Can you describe the criminal verdict of the Hong Kong High Court?

"Hello, the criminal verdict of the High Court of Hong Kong is as follows. The High Court of Hong Kong issued a temporary injunction on the 20th, prohibiting "occupiers of Central" from occupying the roads of Mong Kok and the three entrances of the CITIC Tower in Admiralty.

The judgment of the High Court on the 23rd stated that the assembly was blocked The fire escape and main entrances and exits of CITIC Tower in Admiralty pose a danger to the safety of building users and occupiers.

The occupiers in Mong Kok obstruct the traffic arteries, cause nuisance to the public and affect the livelihoods of taxi drivers. 

Hong Kong Advanced The court HIGH COURT (called the Supreme Court before the transfer of sovereignty, and renamed after 1997 due to conflicts with the Supreme Law of China) is a court of the Hong Kong Judiciary, which consists of two parts:

  1. The Court of First Instance
  2. The Court of Appeal

The Court of First Instance is the highest in Hong Kong The court of first instance has unlimited jurisdiction. 

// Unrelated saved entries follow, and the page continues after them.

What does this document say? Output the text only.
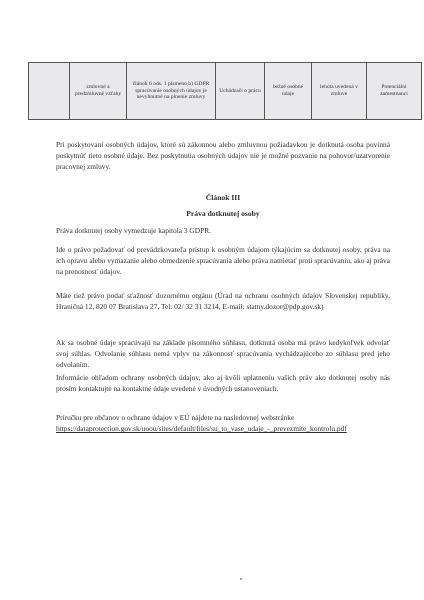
	zmluvné a predzmluvné vzťahy	článok 6 ods. 1 písmeno b) GDPR spracúvanie osobných údajov je nevyhnutné na plnenie zmluvy	Uchádzači o prácu	bežné osobné údaje	lehota uvedená v zmluve	Potenciálni zamestnanci

Pri poskytovaní osobných údajov, ktoré sú zákonnou alebo zmluvnou požiadavkou je dotknutá osoba povinná poskytnúť tieto osobné údaje. Bez poskytnutia osobných údajov nie je možné pozvanie na pohovor/uzatvorenie pracovnej zmluvy.

Článok III

Práva dotknutej osoby

Práva dotknutej osoby vymedzuje kapitola 3 GDPR.

Ide o právo požadovať od prevádzkovateľa prístup k osobným údajom týkajúcim sa dotknutej osoby, práva na ich opravu alebo vymazanie alebo obmedzenie spracúvania alebo práva namietať proti spracúvaniu, ako aj práva na prenosnosť údajov.

Máte tiež právo podať sťažnosť dozornému orgánu (Úrad na ochranu osobných údajov Slovenskej republiky, Hraničná 12, 820 07 Bratislava 27, Tel: 02/ 32 31 3214, E-mail: statny.dozor@pdp.gov.sk)

Ak sa osobné údaje spracúvajú na základe písomného súhlasu, dotknutá osoba má právo kedykoľvek odvolať svoj súhlas. Odvolanie súhlasu nemá vplyv na zákonnosť spracúvania vychádzajúceho zo súhlasu pred jeho odvolaním.

Informácie ohľadom ochrany osobných údajov, ako aj kvôli uplatneniu vašich práv ako dotknutej osoby nás prosím kontaktujte na kontaktné údaje uvedené v úvodných ustanoveniach.

Príručku pre občanov o ochrane údajov v EÚ nájdete na nasledovnej webstránke
https://dataprotection.gov.sk/uoou/sites/default/files/su_to_vase_udaje_-_prevezmite_kontrolu.pdf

It can hear any civil and criminal litigation in Hong Kong, and handle appeals from some specialized courts, except for national acts related to the national defense and diplomacy of the People’s Republic of China.

It is the highest appellate court in Hong Kong except the Court of Final Appeal, which specializes in handling appeals from the Court of First Instance, the District Court, and the Lands Tribunal.

"Hello, the criminal verdict of the High Court of Hong Kong is as follows. The High Court of Hong Kong issued a temporary injunction on the 20th, prohibiting "occupiers of Central" from occupying the roads of Mong Kok and the three entrances of the CITIC Tower in Admiralty. 

The judgment of the High Court on the 23rd stated that the assembly was blocked the fire escape and main entrances and exits of CITIC Tower in Admiralty pose a danger to the safety of building users and occupiers.

The occupiers in Mong Kok obstruct the traffic arteries, cause nuisance to the public and affect the livelihoods of taxi drivers.

Hong Kong Advanced The court HIGHCOURT (called the Supreme Court before the transfer of sovereignty, and renamed after 1997 due to conflicts with the Supreme Law of China) is a court of the Hong Kong Judiciary, which consists of two parts:

The Court of First Instance and the Court of Appeal. The Court of First Instance is the highest in Hong Kong The court of first instance has unlimited jurisdiction.

It can hear any civil and criminal litigation in Hong Kong, and handle appeals from some specialized courts, except for national acts related to the national defense and diplomacy of the People’s Republic of China.

It is the highest appellate court in Hong Kong except the Court of Final Appeal, specializing in handling appeals from the Court of First Instance, District Court and Lands Tribunal.